Après une nuit plus ou moins confortable dans un méga bus, un rapide (mais bien riche) passage à Londres et quelques péripéties à l'aéroport (louper un avion, acheter un billet trois fois plus cher, passer ma journée à l'aéroport = fait), j'ai quitté les bocages anglais et me voici enfin de retour en France dans mon château ma maison au milieu de nulle part.
Enfin, ça fait déjà une semaine que je fais la grasse matinée et que je me goinfre de foie gras et de chocolats en regardant les superbes programmes de Noël à la télé.
Je profite aussi du soleil et de la douceur du climat (ici, les ballades en vélo sans combi de ski sont encore possibles).

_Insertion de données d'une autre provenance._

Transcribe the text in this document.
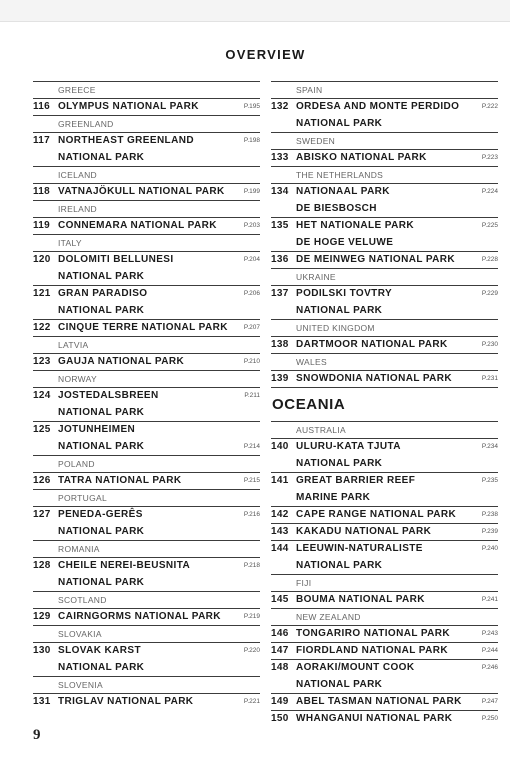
OVERVIEW
GREECE
116 OLYMPUS NATIONAL PARK	P.195
GREENLAND
117 NORTHEAST GREENLAND	P.198
NATIONAL PARK
ICELAND
118 VATNAJÖKULL NATIONAL PARK	P.199
IRELAND
119 CONNEMARA NATIONAL PARK	P.203
ITALY
120 DOLOMITI BELLUNESI	P.204
NATIONAL PARK
121 GRAN PARADISO	P.206
NATIONAL PARK
122 CINQUE TERRE NATIONAL PARK P.207
LATVIA
123 GAUJA NATIONAL PARK	P.210
NORWAY
124 JOSTEDALSBREEN	P.211
NATIONAL PARK
125 JOTUNHEIMEN
NATIONAL PARK	P.214
POLAND
126 TATRA NATIONAL PARK	P.215
PORTUGAL
127 PENEDA-GERÊS	P.216
NATIONAL PARK
ROMANIA
128 CHEILE NEREI-BEUSNITA	P.218
NATIONAL PARK
SCOTLAND
129 CAIRNGORMS NATIONAL PARK	P.219
SLOVAKIA
130 SLOVAK KARST	P.220
NATIONAL PARK
SLOVENIA
131 TRIGLAV NATIONAL PARK	P.221
SPAIN
132 ORDESA AND MONTE PERDIDO	P.222
NATIONAL PARK
SWEDEN
133 ABISKO NATIONAL PARK	P.223
THE NETHERLANDS
134 NATIONAAL PARK	P.224
DE BIESBOSCH
135 HET NATIONALE PARK	P.225
DE HOGE VELUWE
136 DE MEINWEG NATIONAL PARK	P.228
UKRAINE
137 PODILSKI TOVTRY	P.229
NATIONAL PARK
UNITED KINGDOM
138 DARTMOOR NATIONAL PARK	P.230
WALES
139 SNOWDONIA NATIONAL PARK	P.231
OCEANIA
AUSTRALIA
140 ULURU-KATA TJUTA	P.234
NATIONAL PARK
141 GREAT BARRIER REEF	P.235
MARINE PARK
142 CAPE RANGE NATIONAL PARK	P.238
143 KAKADU NATIONAL PARK	P.239
144 LEEUWIN-NATURALISTE	P.240
NATIONAL PARK
FIJI
145 BOUMA NATIONAL PARK	P.241
NEW ZEALAND
146 TONGARIRO NATIONAL PARK	P.243
147 FIORDLAND NATIONAL PARK	P.244
148 AORAKI/MOUNT COOK	P.246
NATIONAL PARK
149 ABEL TASMAN NATIONAL PARK	P.247
150 WHANGANUI NATIONAL PARK	P.250
9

Et comme je n'ai rien à faire à part un essay sur le tourisme durable, j'ai bidouillé une micro-vidéo avec des morceaux de mes dernières escapades à Bath et London.
Vive les vacances !
Shake ton milk-shake, c'est les VACANCES !!!
Libérée (ou presque) de mes obligations académiques, je suis libre comme l'air ! Ca fait bizarre de penser que je ne vais pas revenir à la semi-coloc ni monter la cardiac hill sous la pluie ou manger des scotch eggs avant un mois, que je vais me retrouver du côté droit de la route, retrouver le bon goût de la baguette, dormir sans double-chaussettes, prendre un bain (non je ne me suis pas lavée depuis trois mois) et danser sur du Boney M.

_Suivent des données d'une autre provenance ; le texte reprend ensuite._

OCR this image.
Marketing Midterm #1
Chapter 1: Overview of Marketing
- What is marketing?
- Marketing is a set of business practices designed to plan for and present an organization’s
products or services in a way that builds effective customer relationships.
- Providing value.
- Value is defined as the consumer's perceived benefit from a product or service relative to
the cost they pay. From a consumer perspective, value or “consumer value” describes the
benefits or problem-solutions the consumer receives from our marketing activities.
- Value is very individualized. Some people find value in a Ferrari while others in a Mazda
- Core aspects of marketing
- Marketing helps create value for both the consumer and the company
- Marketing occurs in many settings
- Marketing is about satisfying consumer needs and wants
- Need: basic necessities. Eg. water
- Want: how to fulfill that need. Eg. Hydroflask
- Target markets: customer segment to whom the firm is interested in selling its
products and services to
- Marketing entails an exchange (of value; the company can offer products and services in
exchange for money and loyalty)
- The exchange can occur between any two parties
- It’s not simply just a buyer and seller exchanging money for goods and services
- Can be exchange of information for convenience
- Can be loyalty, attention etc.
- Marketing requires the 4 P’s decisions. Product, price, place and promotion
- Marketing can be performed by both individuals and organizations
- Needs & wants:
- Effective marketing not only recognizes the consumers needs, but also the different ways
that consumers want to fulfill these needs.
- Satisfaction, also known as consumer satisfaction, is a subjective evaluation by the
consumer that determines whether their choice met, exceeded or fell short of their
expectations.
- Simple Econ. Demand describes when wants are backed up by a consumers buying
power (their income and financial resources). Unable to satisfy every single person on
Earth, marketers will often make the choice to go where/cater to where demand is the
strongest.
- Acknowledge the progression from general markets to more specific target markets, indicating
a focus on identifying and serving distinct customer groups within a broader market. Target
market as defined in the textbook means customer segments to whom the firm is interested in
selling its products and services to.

En prévision donc, un tas de trucs géniaux dont entre autres du gros miam (le plus important) et un petit séjour à Londres !

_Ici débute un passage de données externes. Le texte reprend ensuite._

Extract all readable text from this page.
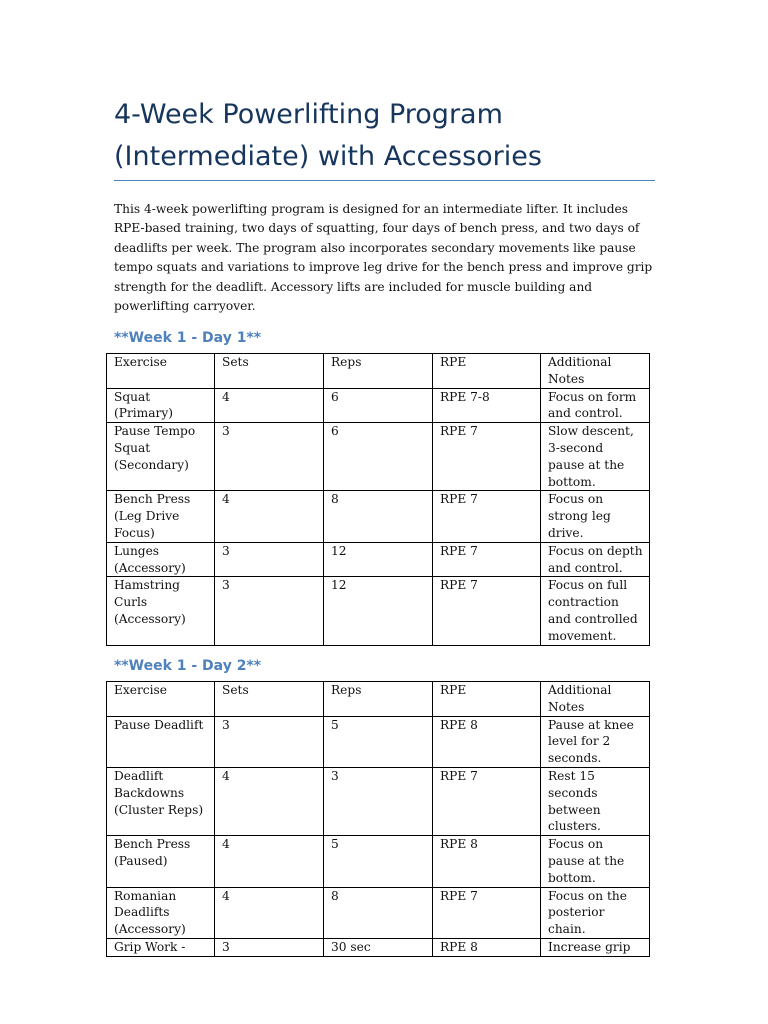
4-Week Powerlifting Program (Intermediate) with Accessories

This 4-week powerlifting program is designed for an intermediate lifter. It includes RPE-based training, two days of squatting, four days of bench press, and two days of deadlifts per week. The program also incorporates secondary movements like pause tempo squats and variations to improve leg drive for the bench press and improve grip strength for the deadlift. Accessory lifts are included for muscle building and powerlifting carryover.

**Week 1 - Day 1**
Exercise	Sets	Reps	RPE	Additional Notes
Squat (Primary)	4	6	RPE 7-8	Focus on form and control.
Pause Tempo Squat (Secondary)	3	6	RPE 7	Slow descent, 3-second pause at the bottom.
Bench Press (Leg Drive Focus)	4	8	RPE 7	Focus on strong leg drive.
Lunges (Accessory)	3	12	RPE 7	Focus on depth and control.
Hamstring Curls (Accessory)	3	12	RPE 7	Focus on full contraction and controlled movement.
**Week 1 - Day 2**
Exercise	Sets	Reps	RPE	Additional Notes
Pause Deadlift	3	5	RPE 8	Pause at knee level for 2 seconds.
Deadlift Backdowns (Cluster Reps)	4	3	RPE 7	Rest 15 seconds between clusters.
Bench Press (Paused)	4	5	RPE 8	Focus on pause at the bottom.
Romanian Deadlifts (Accessory)	4	8	RPE 7	Focus on the posterior chain.
Grip Work -	3	30 sec	RPE 8	Increase grip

Bon, c'est pas tout mais j'ai une valise à boucler et trois semaines de vaisselle qui m'attendent moi.
- Que j'ai une tonne de boulot à rendre d'ici là
- Que mes week-ends de trois jours ne m'auront pas servi à bourlinguer
- Que c'est sensé être la moitié de l'année et que la vrai fin va être un milliard de fois pire
Mais ça veut aussi dire :
- Que je vais pouvoir apprécier une température non polaire à l'intérieur
- Que le rallye junk food va continuer avec foie gras et autres mets supergras succulents
- Que ça va être des retrouvailles top cool trop flex
Moi aussi, j'aimerais bien marcher pieds nus dans la forêt et faire du ventriglisse sur un fond de guitare.